Exchange Club Helps Fund Buddy Bench Project

By Deborah Gertz Husar
Staff Writer | 217-221-3379 |
QUINCY — Everybody needs a buddy, and finding one can be as simple as sitting on a bench.

Five Buddy Benches, delivered Thursday to Quincy Public Schools and destined for the five new K-5 buildings, will encourage inclusion and diversity at the elementary level – thanks to some help from Quincy High School students.

Students in Karissa Ham’s anatomy and physiology classes collected 400,000 bottle caps to recycle into the blue benches designed to promote friendship and curb loneliness on the playground.
When a child feels lonely or left out, or needs a friend to play with, he or she can sit on the bench. When other students see someone sitting on the bench, the idea is they will come and say do you want to talk or want to play.

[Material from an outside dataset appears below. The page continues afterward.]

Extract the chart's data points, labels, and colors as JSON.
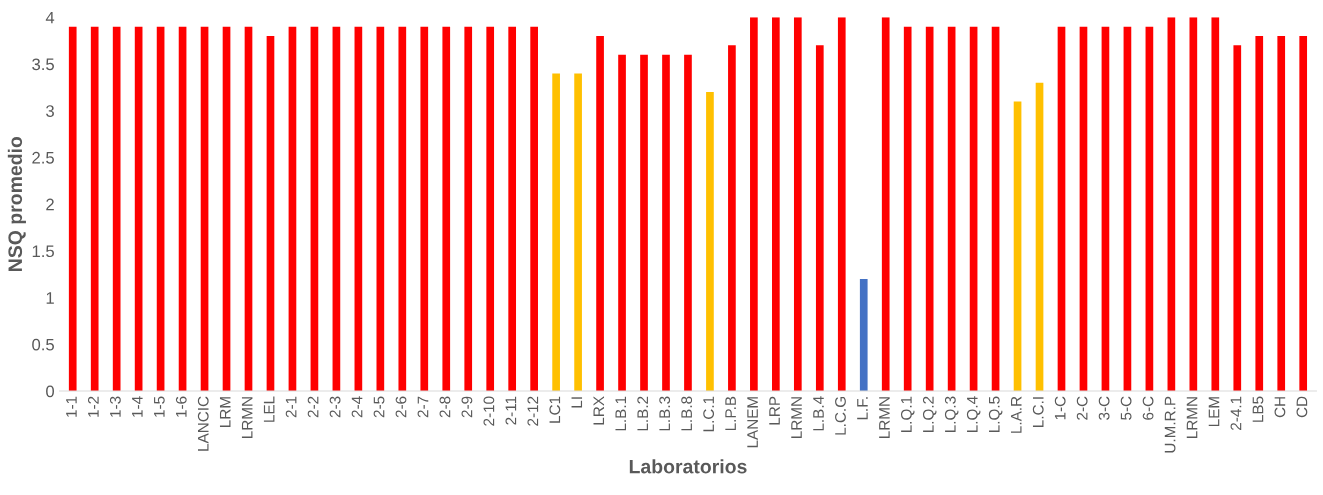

“Every kid should be loved no matter who they are,” said QHS senior Jaeden Smith, who helped collect, clean and count the caps. “Having the benches can be very helpful. They can make new friendships to last a lifetime.”

Ham said the project started as a way to provide a prosthetic limb for a young boy. After collecting the caps, the boy no longer needed them, “so we wanted to do something for the community,” she said. “We came up with the idea of Buddy Benches, a big thing now in lots of school districts, but Quincy didn’t have them.”
Along with collecting the caps, the students had to raise about $700 to provide the benches. A GoFund-Me campaign brought in $240, and the Quincy Exchange Club covered the rest. McNay Trucking partnered with the project to deliver the caps to Indiana and pick up the benches.

Dennis Koch, a member of the Quincy Exchange Club and Region 3 vice president for the national organization, said the club looks forward to working with other schools on similar projects. “They did all the heavy lifting, collecting all the caps. We had the easy part. We wrote a check,” he said. “It’s a credit to the high school kids. Collecting that many caps had to take a while, a lot of perseverance.”

Smith said students collected as many caps as they could and were pleased to get involved with the bench project. Ham said the project helps her students work for the greater good. “Something as small as picking up a bottle cap can have a big impact on what a child takes away from their time at school,” she said. “We hear too many stories about bullying and how it affects kids for the rest of their life. If we have a part in lessening that, making sure kids are not feeling that, that’s awesome.”